The Military Adviser at India's UN Mission, Colonel Sandeep Kapoor said the current system of excluding the troop and police-contributing countries (T/PCCs) from the process of framing the mandates is not sustainable.
"The UN Security Council needs to revisit the way mandates are designed," Colonel Kapoor said.
India is one of the largest contributors of troops and police to UN peacekeeping missions.
In his address to the UN Security Council Working Group on Peacekeeping Reform, Colonel Kapoor said, "It is a great irony that troops contributing countries which provide their troops to execute the mandates and the troops on ground who lay down their lives to fulfil these mandates have no say in the process of formulation of the mandate."
"The current approach is not sustainable, Colonel Kapoor said in his remarks on Tuesday.
"It is hence an inescapable requirement to incorporate the T/PCCs in the decision making and mandate formulation from the very onset, " the Indian official said.

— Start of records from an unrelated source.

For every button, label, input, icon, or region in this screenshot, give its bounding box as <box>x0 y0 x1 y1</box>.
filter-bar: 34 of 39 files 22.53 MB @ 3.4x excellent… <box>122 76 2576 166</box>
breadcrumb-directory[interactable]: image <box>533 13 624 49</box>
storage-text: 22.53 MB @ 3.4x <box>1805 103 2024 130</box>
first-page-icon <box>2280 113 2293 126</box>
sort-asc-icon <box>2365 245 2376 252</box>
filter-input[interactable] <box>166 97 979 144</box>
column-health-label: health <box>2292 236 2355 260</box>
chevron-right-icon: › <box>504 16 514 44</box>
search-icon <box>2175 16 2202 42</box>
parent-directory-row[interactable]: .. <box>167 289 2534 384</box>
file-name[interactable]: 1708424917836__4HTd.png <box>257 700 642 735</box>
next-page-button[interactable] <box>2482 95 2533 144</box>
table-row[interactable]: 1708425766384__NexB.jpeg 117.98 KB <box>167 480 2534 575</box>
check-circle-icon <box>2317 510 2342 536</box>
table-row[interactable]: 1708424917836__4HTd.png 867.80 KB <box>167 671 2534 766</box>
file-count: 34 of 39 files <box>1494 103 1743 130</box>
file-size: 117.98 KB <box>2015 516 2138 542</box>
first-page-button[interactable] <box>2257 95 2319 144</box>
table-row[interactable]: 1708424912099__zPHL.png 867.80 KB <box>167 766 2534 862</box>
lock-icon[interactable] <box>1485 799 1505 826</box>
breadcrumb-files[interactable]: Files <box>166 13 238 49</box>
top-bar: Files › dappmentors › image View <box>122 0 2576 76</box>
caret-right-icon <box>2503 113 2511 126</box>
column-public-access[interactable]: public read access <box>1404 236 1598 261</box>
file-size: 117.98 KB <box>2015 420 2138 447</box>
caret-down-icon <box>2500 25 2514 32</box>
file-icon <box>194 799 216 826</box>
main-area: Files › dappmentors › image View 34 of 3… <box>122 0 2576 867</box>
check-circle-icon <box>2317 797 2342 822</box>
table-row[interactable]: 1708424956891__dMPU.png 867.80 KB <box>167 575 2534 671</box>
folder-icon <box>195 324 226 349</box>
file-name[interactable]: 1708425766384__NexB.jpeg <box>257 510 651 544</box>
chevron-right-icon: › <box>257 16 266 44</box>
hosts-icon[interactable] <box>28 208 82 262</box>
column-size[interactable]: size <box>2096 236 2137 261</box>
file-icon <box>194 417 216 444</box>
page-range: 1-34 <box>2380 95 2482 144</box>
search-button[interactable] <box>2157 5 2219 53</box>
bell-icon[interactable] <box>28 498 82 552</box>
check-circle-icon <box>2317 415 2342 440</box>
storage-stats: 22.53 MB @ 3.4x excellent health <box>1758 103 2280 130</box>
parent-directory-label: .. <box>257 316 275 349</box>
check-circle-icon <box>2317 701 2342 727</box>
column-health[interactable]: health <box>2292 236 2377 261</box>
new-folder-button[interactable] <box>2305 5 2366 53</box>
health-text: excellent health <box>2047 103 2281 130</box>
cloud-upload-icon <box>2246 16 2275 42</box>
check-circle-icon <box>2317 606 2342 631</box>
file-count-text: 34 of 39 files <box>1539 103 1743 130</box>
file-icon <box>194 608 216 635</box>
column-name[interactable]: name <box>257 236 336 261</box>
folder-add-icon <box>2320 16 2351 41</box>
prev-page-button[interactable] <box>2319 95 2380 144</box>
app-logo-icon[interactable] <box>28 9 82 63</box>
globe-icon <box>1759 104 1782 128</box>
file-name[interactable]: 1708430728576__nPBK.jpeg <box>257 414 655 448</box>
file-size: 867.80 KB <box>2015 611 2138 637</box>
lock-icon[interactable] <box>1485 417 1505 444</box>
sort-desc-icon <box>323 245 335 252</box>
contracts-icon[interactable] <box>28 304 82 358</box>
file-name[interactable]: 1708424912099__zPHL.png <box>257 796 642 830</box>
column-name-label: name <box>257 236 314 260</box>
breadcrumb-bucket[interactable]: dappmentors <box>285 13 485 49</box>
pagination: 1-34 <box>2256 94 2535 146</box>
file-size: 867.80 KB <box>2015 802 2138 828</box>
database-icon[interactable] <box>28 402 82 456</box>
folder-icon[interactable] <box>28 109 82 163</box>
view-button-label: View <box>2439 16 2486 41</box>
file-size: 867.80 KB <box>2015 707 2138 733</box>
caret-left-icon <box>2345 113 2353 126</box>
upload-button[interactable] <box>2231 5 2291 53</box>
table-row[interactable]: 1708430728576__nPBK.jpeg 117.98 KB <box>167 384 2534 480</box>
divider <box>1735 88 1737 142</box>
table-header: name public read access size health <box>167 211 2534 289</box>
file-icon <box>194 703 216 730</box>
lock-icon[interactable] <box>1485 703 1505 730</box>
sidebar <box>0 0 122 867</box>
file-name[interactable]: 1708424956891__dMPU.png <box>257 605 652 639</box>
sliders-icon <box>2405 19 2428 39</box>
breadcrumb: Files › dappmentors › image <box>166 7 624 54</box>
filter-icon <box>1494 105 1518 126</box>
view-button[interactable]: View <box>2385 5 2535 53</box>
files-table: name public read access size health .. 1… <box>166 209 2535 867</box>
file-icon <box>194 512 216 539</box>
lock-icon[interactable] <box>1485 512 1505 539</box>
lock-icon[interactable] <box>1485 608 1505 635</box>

They also need to ensure more effective triangular cooperation between the T/PCCs, Secretariat and Security Council on important policy and doctrinal issues being formulated in the field of peacekeeping, he said.
Noting that today's peacekeeping operations pose complex challenges, Colonel Kapoor said that non-state actors have become the major players in many of these conflicts.
Today's peacekeeping requires a political consensus among Security Council members, Troop Contributors and Secretariat on the cost, limits and dangers of operations in high-risk environments, he said.